Oggi, quando si arriva in Alta Val Venosta, si rimane incantati dal paesaggio che si prospetta davanti ai propri occhi, dalle montagne e dal quel «lago azzurro, dall’aspetto pacifico, che lambisce morbide rive erbose e frastagliate. Mucche pascolanti, un vago odore di malga alpina. E in mezzo al lago, alto e impavido, svetta un campanile. Là sotto c’è la chiesa, là sotto c’è l’antica Curon Venosta». Dell’antico borgo, ora ricostruito più a monte, rimane solo il Campanile, e un museo che spiega la costruzione dell’invaso, ricordando il 1950 e la tragedia umana, quando l’acqua iniziò a inghiottire le strade e i paesi, sfrattando intere famiglie, la maggioranza delle quali decise di partire per cercare fortuna altrove. Curon Venosta, oggi, è turistica. La strada per arrivarci è lunga, ma agevole, e costeggia il lago, passando di fianco al Campanile, che rimane lì, a ricordo e a monito per il futuro di un paese che «ha pagato il conto al progresso, il progresso chiude in una cartolina il simbolo di un delitto forse non necessario». Il Campanile, insieme al museo, ritrae uno dei pochi esempi di salvaguardia e conservazione della memoria in Italia, e va tenuto d’esempio, per il recupero di altre realtà locali.

Un’altra idea di valorizzazione è rappresentata dalla creazione di un albergo diffuso, come è accaduto a Santo Stefano di Sessanio, in Abruzzo, dove un imprenditore innamoratosi del luogo è riuscito ad attirare ulteriori investitori, rimettendo in moto un paese la cui fine sembrava segnata, rappresentando una «fiaba a lieto fine, che ha saputo resistere alle scosse della natura e della storia». Il tema del viaggio è l’elemento centrale del libro, un viaggio che sia conoscenza, ricerca delle proprie radici, della storia dimenticata e di se stessi. Un itinerario che prende forma come fotografie di tempi andati e ormai dimenticati, di culture disperse a cui Mocciola cerca di restituire dignità, proponendo un reportage antropologico e storico, esito di anni in cui ha percorso in lungo e in largo l’Italia, affrontando strade sterrate e ignorate dai navigatori satellitari.

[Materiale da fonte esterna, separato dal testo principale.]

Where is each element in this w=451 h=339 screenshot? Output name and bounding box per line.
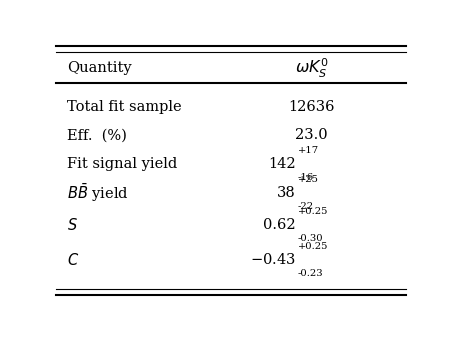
Text: +17: +17 <box>298 146 319 155</box>
Text: $B\bar{B}$ yield: $B\bar{B}$ yield <box>67 182 129 204</box>
Text: 38: 38 <box>277 185 296 200</box>
Text: 12636: 12636 <box>288 100 335 114</box>
Text: +25: +25 <box>298 175 318 183</box>
Text: $S$: $S$ <box>67 217 78 233</box>
Text: $C$: $C$ <box>67 252 79 268</box>
Text: Quantity: Quantity <box>67 61 132 75</box>
Text: $-$0.43: $-$0.43 <box>250 253 296 267</box>
Text: -22: -22 <box>298 202 314 211</box>
Text: Total fit sample: Total fit sample <box>67 100 181 114</box>
Text: +0.25: +0.25 <box>298 242 328 251</box>
Text: -0.23: -0.23 <box>298 269 323 278</box>
Text: 142: 142 <box>268 157 296 171</box>
Text: -0.30: -0.30 <box>298 234 323 243</box>
Text: $\omega K_S^0$: $\omega K_S^0$ <box>295 57 328 80</box>
Text: +0.25: +0.25 <box>298 207 328 216</box>
Text: Fit signal yield: Fit signal yield <box>67 157 177 171</box>
Text: 23.0: 23.0 <box>295 128 328 142</box>
Text: -16: -16 <box>298 173 314 182</box>
Text: 0.62: 0.62 <box>263 218 296 232</box>
Text: Eff.  (%): Eff. (%) <box>67 128 127 142</box>
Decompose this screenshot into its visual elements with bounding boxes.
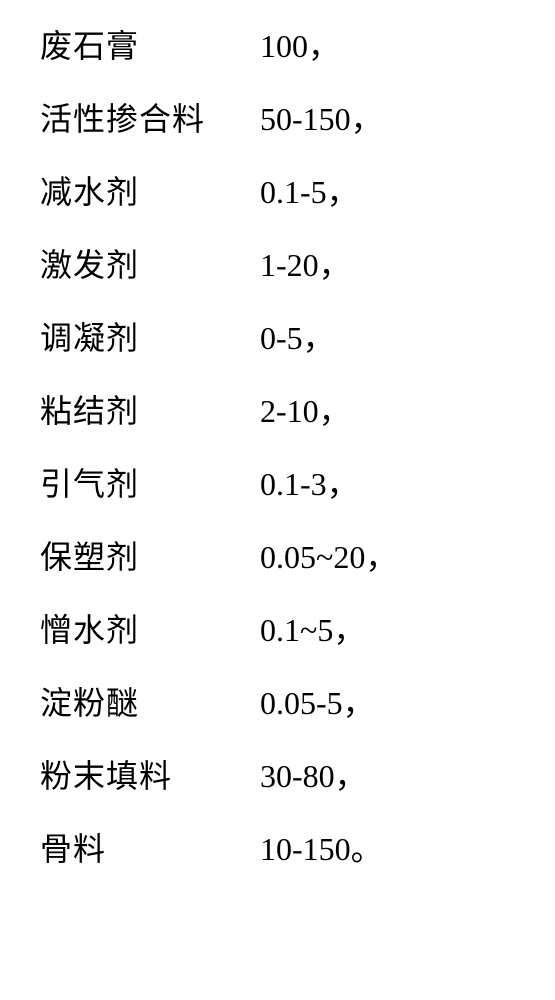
ingredient-value: 0.1~5， — [260, 614, 365, 646]
list-row: 粉末填料 30-80， — [40, 760, 515, 792]
ingredient-label: 减水剂 — [40, 176, 260, 208]
ingredient-label: 粘结剂 — [40, 395, 260, 427]
ingredient-label: 废石膏 — [40, 30, 260, 62]
ingredient-value: 0.05-5， — [260, 687, 375, 719]
ingredient-value: 30-80， — [260, 760, 367, 792]
ingredient-label: 憎水剂 — [40, 614, 260, 646]
list-row: 引气剂 0.1-3， — [40, 468, 515, 500]
list-row: 活性掺合料 50-150， — [40, 103, 515, 135]
ingredient-list: 废石膏 100， 活性掺合料 50-150， 减水剂 0.1-5， 激发剂 1-… — [0, 0, 555, 895]
list-row: 激发剂 1-20， — [40, 249, 515, 281]
ingredient-value: 1-20， — [260, 249, 351, 281]
ingredient-value: 0.1-5， — [260, 176, 359, 208]
list-row: 憎水剂 0.1~5， — [40, 614, 515, 646]
ingredient-label: 调凝剂 — [40, 322, 260, 354]
ingredient-value: 2-10， — [260, 395, 351, 427]
list-row: 粘结剂 2-10， — [40, 395, 515, 427]
ingredient-value: 0-5， — [260, 322, 335, 354]
list-row: 废石膏 100， — [40, 30, 515, 62]
ingredient-label: 粉末填料 — [40, 760, 260, 792]
ingredient-label: 引气剂 — [40, 468, 260, 500]
list-row: 调凝剂 0-5， — [40, 322, 515, 354]
ingredient-value: 0.1-3， — [260, 468, 359, 500]
ingredient-label: 活性掺合料 — [40, 103, 260, 135]
ingredient-label: 激发剂 — [40, 249, 260, 281]
ingredient-label: 淀粉醚 — [40, 687, 260, 719]
ingredient-value: 10-150。 — [260, 833, 383, 865]
ingredient-label: 骨料 — [40, 833, 260, 865]
ingredient-label: 保塑剂 — [40, 541, 260, 573]
ingredient-value: 0.05~20， — [260, 541, 397, 573]
list-row: 减水剂 0.1-5， — [40, 176, 515, 208]
list-row: 保塑剂 0.05~20， — [40, 541, 515, 573]
ingredient-value: 100， — [260, 30, 340, 62]
ingredient-value: 50-150， — [260, 103, 383, 135]
list-row: 淀粉醚 0.05-5， — [40, 687, 515, 719]
list-row: 骨料 10-150。 — [40, 833, 515, 865]
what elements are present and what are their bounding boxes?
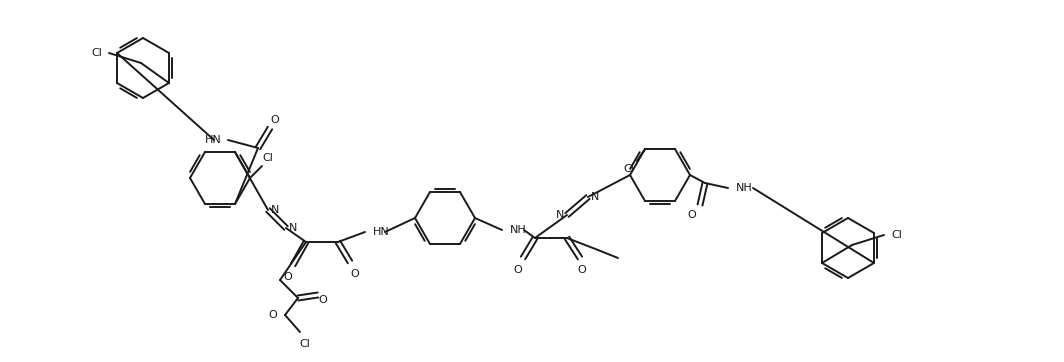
Text: O: O xyxy=(687,210,696,220)
Text: O: O xyxy=(318,295,328,305)
Text: Cl: Cl xyxy=(92,48,102,58)
Text: N: N xyxy=(271,205,280,215)
Text: O: O xyxy=(514,265,522,275)
Text: Cl: Cl xyxy=(300,339,311,349)
Text: N: N xyxy=(591,192,599,202)
Text: HN: HN xyxy=(373,227,389,237)
Text: Cl: Cl xyxy=(891,230,902,240)
Text: Cl: Cl xyxy=(624,164,634,174)
Text: HN: HN xyxy=(205,135,222,145)
Text: O: O xyxy=(351,269,360,279)
Text: O: O xyxy=(578,265,586,275)
Text: NH: NH xyxy=(736,183,752,193)
Text: O: O xyxy=(270,115,280,125)
Text: NH: NH xyxy=(510,225,527,235)
Text: O: O xyxy=(268,310,277,320)
Text: Cl: Cl xyxy=(263,153,273,163)
Text: N: N xyxy=(289,223,297,233)
Text: O: O xyxy=(284,272,293,282)
Text: N: N xyxy=(555,210,564,220)
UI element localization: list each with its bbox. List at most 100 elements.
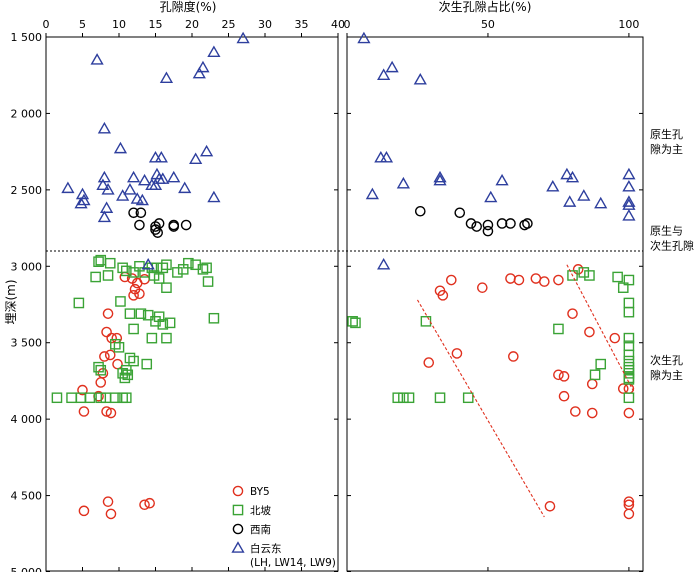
data-point [414, 205, 426, 217]
x-tick-label: 0 [43, 18, 50, 31]
data-point [437, 290, 449, 301]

Un volume che ricorda la struttura delle guide turistiche, con una cartina dell’Italia collocata all’inizio dove sogno segnati gli ottantadue borghi di cui si andrà a parlare, per dare loro una collocazione geografica. Ad ogni paese sono dedicate due pagine, in rari casi quattro, con descrizione degli stessi e le indicazioni per arrivarci. Perché si parla di paesi lontani dall’interesse turistico, che fuggono alle normali mappe e a volte di difficile raggiungibilità: bisogna abbandonare la macchina e proseguire a piedi, su sentieri più o meno segnati, affrontando lunghi cammini, ma al cui arrivo si viene ripagati dalla magnificenza dei luoghi.

Nessuna agenzia turistica consiglierebbe questi itinerari, e lo scopo di Mocciola viene ad essere proprio far conoscere quell’Italia che sembra estinta ma che è necessario preservare, alla scoperta del silenzio e della bellezza ancora intatta, al contrario delle grandi mete turistiche. Come raccomanda Fabio Di Bitonto nella Prefazione, se si legge questo testo «senza troppa voracità, soffermandosi ogni tanto, chiudendo gli occhi e immaginando, vi troverete a sentire i profumi dell’Aspromonte, il rumore del vento che vi porta lontane tarantelle cilentane miste alle onde del mare; sentirete sulla pelle l’umidità della nebbia mista ad aria ferrosa e le grida di chi, con la ferita ancora aperta, chiede giustizia alla natura».

Giorgia Raptis

Nell’immagine di apertura: veduta del paese abbandonato di Craco, in Basilicata.